The NFL landscape has shifted towards the “move” tight end. Commonly refereed to as a “Joker”, this hybrid breed of new-age pass catchers are much more jumbo receivers than they are traditional “Y” in-line tight ends of the past. Former Saints Jimmy Graham seemed to be the trend setter at the position when he arrived in the NFL in 2010. Although he’s 6’7” 265 pounds, the former University of Miami basketball player was often seen split out, where he could use his size, deceptive speed, and excellent route running ability to cause mismatches for linebackers and safeties.
During his first full season as a starter in New Orleans, Graham caught 99 passes for 1310 yards and 11 touchdowns. He would go on to post similar type numbers over the next few years, causing a rather awkward situation when he became a free agent after the 2013 season. The Saints placed the non-exclusive franchise tag on him, paying him as a tight end (his listed position), but his camp felt he should be paid like a wide receiver (where he often lined up in the Saints offense). The difference in average salary was around 5 million per year under the tag. His case went to arbitration, and it was ruled that he was indeed a tight end for purposes of the franchise tag.
Although Graham was not the first tight end since the turn of the century to be used like this, he was viewed as sort of a pioneer for this new, hybid breed who was about to take over the NFL.
Our very own Jordan Reed is another great example of this hybrid “move” tight end.
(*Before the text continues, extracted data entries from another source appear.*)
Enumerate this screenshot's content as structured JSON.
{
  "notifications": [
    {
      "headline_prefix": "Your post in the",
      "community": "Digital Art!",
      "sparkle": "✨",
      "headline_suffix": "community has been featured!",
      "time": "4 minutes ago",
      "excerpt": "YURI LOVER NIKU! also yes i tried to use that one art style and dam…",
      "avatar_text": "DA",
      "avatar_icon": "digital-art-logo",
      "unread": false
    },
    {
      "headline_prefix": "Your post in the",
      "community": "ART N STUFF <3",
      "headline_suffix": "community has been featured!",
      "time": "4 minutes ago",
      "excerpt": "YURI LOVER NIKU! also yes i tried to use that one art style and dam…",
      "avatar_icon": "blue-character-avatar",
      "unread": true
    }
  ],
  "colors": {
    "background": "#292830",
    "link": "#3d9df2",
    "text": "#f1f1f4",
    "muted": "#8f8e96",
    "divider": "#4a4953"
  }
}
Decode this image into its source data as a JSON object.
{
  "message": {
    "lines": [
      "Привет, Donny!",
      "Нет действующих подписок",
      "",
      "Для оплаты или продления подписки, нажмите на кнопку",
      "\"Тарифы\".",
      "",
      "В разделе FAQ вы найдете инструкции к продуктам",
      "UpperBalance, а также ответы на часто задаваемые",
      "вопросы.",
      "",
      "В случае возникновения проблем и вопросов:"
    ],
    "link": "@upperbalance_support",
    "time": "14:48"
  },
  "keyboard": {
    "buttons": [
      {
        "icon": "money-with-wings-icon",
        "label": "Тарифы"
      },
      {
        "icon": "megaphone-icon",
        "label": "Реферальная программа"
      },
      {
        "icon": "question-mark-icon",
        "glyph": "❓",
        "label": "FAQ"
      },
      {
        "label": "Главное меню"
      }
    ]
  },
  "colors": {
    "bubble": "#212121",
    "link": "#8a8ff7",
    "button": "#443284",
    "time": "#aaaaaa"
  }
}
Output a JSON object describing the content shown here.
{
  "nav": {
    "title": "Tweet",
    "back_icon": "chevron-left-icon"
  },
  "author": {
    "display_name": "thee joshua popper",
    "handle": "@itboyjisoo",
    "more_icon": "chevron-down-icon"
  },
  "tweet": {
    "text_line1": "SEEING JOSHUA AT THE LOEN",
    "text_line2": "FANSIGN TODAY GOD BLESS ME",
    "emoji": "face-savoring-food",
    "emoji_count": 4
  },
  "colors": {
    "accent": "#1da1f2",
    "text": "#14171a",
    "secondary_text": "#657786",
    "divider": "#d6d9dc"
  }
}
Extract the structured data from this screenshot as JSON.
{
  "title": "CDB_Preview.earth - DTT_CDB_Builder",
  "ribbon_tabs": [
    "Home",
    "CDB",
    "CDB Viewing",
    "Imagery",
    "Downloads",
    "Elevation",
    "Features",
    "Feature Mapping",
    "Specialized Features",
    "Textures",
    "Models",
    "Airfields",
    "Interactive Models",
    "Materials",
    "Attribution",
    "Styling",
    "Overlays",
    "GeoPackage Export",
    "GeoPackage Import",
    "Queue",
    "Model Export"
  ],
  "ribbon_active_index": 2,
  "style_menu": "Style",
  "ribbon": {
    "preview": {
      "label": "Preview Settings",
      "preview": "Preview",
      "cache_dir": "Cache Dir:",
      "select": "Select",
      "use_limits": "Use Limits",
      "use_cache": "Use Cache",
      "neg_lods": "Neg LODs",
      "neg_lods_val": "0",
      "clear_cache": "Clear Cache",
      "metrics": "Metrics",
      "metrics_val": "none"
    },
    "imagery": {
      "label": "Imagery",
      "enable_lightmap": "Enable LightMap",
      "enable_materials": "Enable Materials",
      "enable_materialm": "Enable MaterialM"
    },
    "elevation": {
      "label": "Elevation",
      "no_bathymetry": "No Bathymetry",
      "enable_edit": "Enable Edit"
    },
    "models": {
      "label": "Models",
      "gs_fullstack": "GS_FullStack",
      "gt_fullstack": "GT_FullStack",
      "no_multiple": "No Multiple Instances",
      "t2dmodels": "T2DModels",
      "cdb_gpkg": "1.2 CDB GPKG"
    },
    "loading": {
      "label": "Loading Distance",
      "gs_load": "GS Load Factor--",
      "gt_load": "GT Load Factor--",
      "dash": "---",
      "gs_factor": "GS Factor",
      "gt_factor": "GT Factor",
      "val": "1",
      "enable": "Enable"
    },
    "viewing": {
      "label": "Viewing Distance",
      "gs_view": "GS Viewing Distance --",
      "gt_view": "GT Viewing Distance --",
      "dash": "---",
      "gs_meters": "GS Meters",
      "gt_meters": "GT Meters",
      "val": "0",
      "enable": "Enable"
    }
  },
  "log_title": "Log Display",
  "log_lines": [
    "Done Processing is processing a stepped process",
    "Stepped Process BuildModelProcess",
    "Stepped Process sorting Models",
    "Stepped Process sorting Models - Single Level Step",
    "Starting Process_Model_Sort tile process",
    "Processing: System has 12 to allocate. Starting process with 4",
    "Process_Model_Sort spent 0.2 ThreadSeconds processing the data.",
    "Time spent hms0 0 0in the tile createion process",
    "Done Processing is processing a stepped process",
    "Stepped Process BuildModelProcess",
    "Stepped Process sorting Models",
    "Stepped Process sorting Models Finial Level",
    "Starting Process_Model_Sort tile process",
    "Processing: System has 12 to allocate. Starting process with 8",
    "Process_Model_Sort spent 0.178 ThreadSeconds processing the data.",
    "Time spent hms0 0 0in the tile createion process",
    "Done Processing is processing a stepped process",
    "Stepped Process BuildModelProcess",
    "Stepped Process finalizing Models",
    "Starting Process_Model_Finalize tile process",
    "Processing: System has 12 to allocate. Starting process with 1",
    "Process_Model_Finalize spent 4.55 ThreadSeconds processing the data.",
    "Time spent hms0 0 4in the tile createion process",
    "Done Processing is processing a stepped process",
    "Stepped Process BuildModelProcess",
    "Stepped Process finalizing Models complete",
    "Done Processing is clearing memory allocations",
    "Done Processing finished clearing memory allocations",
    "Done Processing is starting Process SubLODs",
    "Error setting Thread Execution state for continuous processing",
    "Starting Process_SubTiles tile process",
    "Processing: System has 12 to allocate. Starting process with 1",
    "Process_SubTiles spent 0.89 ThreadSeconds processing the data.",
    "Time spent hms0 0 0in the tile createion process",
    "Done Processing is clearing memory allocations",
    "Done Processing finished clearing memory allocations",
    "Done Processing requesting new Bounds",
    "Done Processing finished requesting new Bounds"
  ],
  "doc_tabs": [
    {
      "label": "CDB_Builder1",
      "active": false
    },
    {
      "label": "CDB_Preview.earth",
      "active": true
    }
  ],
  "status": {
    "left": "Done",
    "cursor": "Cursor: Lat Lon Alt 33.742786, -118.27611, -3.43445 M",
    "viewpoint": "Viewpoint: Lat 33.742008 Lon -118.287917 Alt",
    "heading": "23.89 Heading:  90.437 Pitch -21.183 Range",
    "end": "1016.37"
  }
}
The Redskins use a healthy Reed in many different positions in an attempt to create mismatches in the passing game. Even more traditional in-line tight ends like Rob Gronkowski, Greg Olsen, Kyle Rudolph and Tyler Eifert are often split out in an attempt to do the same.
These athletic jumbo receivers have caused havoc for opposing defenses. They are too big to be covered by a corner, and too fast to ask a linebacker to try and stay with them. Teams are now turning to a hybrid safety/linebacker (often referred to as a dime linebacker, or a STAR backer), to be a specialist in covering these types of tight ends.
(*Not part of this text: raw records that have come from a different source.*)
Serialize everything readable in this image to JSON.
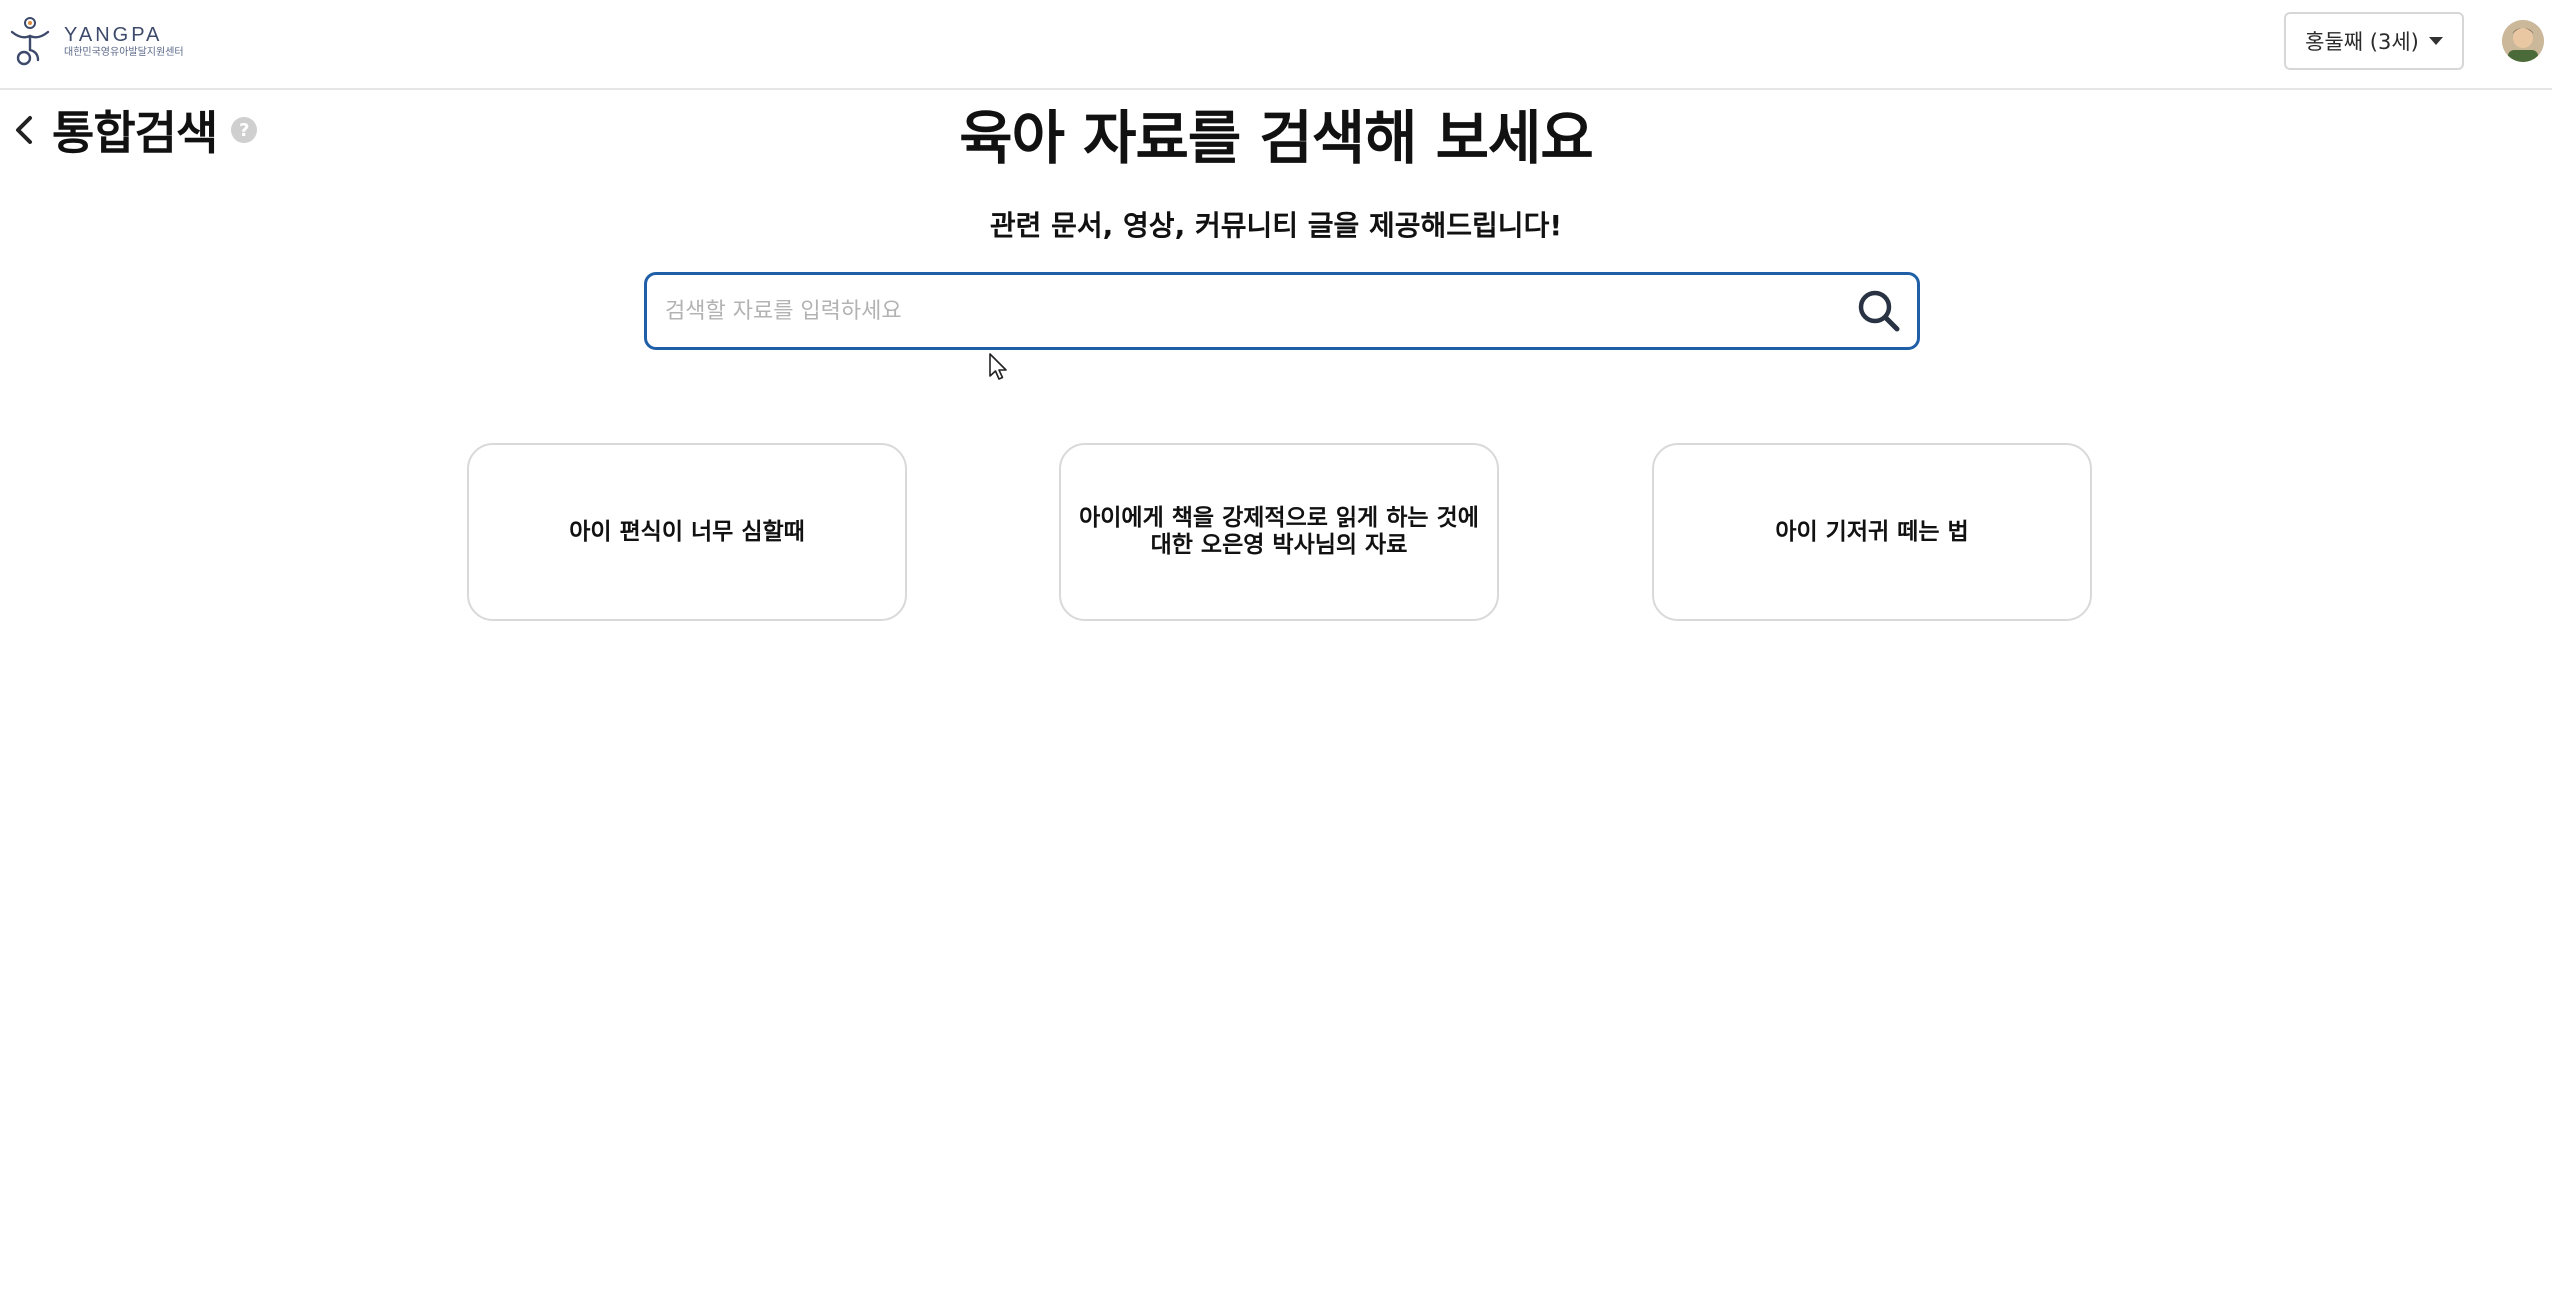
{
  "header": {
    "logo_title": "YANGPA",
    "logo_subtitle": "대한민국영유아발달지원센터",
    "child_selector": "홍둘째 (3세)"
  },
  "page": {
    "title": "통합검색",
    "help_symbol": "?",
    "headline": "육아 자료를 검색해 보세요",
    "subheadline": "관련 문서, 영상, 커뮤니티 글을 제공해드립니다!"
  },
  "search": {
    "placeholder": "검색할 자료를 입력하세요",
    "value": ""
  },
  "suggestions": [
    {
      "label": "아이 편식이 너무 심할때"
    },
    {
      "label": "아이에게 책을 강제적으로 읽게 하는 것에 대한 오은영 박사님의 자료"
    },
    {
      "label": "아이 기저귀 떼는 법"
    }
  ],
  "colors": {
    "search_border": "#1f5fa8",
    "logo": "#3d4a6b",
    "card_border": "#d9d9d9"
  },
  "icons": [
    "logo-mark-icon",
    "caret-down-icon",
    "avatar-image",
    "back-chevron-icon",
    "help-icon",
    "search-icon",
    "mouse-cursor-icon"
  ]
}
The Redskins have been abused by tight ends over what seems like the last seven seasons. Ever since we switched to the 3-4 defense in 2010 under then head coach Mike Shanahan, tight ends have feasted on our defense.
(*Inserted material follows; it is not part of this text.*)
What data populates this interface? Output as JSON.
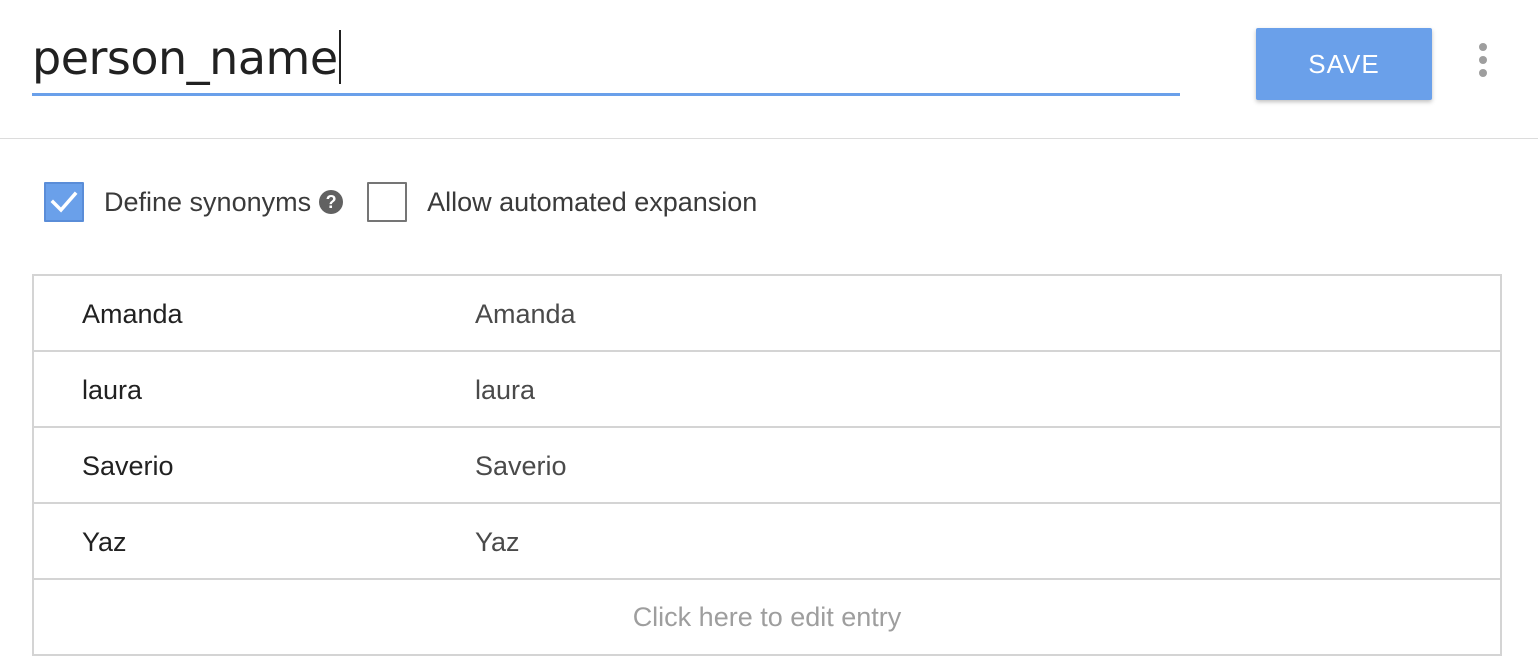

This season, in our division alone, we face Zach Ertz (Eagles) and Evan Engram (Giants), two of the better move tight ends in the NFL, twice. We will also see Ricky Seals-Jones (Cardinals), Jimmy Graham (Packers), Greg Olsen (Panthers), O.J. Howard (Bucs), Austin Seferian-Jenkins (Jaguars) and Delanie Walker (Titans).
So, will the Redskins be able to match-up with these pass catchers?
Our starting linebacking corps in our 3-4 base defense consists of Mason Foster and Zach Brown. Neither are particularly good in coverage. While Brown has the speed and athleticism to run with many NFL wide receivers (never mind tight ends), he’s much better in zone coverage than trying to turn and run the seam with a guy like Zach Ertz. If Foster somehow ends up getting matched up one-on-one with a TE, it’s game over!
Second year safety-turned-linebacker Josh Harvey-Clemons is the best coverage linebacker the Redskins have. He has the length, size, speed and fluidity to run with these move tight ends. The issue is, Harvey-Clemons is a reserve linebacker, and will sometimes only be used in nickle. If teams pass on first and 10, which many do, he most likely wont be in the game.
This leaves our safeties as viable options.
Both D.J. Swearinger and Montae Nicholson absolutely have the ability to match up with an athletic tight end in off-man coverage. The issues is, smart offensive coordinators will see this shift, and can use these move tight ends to pull coverage away from their receivers, often allowing one-on-one coverage on one of the outside receivers running a deep route.
Young players like Adonis Alexander, Quin Blanding and Troy Apke, who all offer a nice combination of size, hip fluidity and speed, may be able to provide some coverage ability as an added defender shading a tight end in sub packages. But again, the issues arises when we are in a base defense, and these extra defensive backs are not on the field.
The only solution that comes to mind is to roll with a traditional 4-3 under base defense, or play a 3-4 with a underneath robber. Both options would allow a defender to match up with a tight end (one in a man look, and the other in a rolled-up zone) in an attempt to try and negate these dangerous pass catchers.
Again, the problem still arises that when you roll the safety down in an under coverage, it takes away some of that deep help. Sure, you can have your MIKE drop high-hole, but with either Foster or Brown, that is not their strength.
Hopefully defensive coordinator Greg Manusky can come up with an scheme to stop these tight ends from gashing the Redskins defense this season, and end what seems like a decade-long epidemic.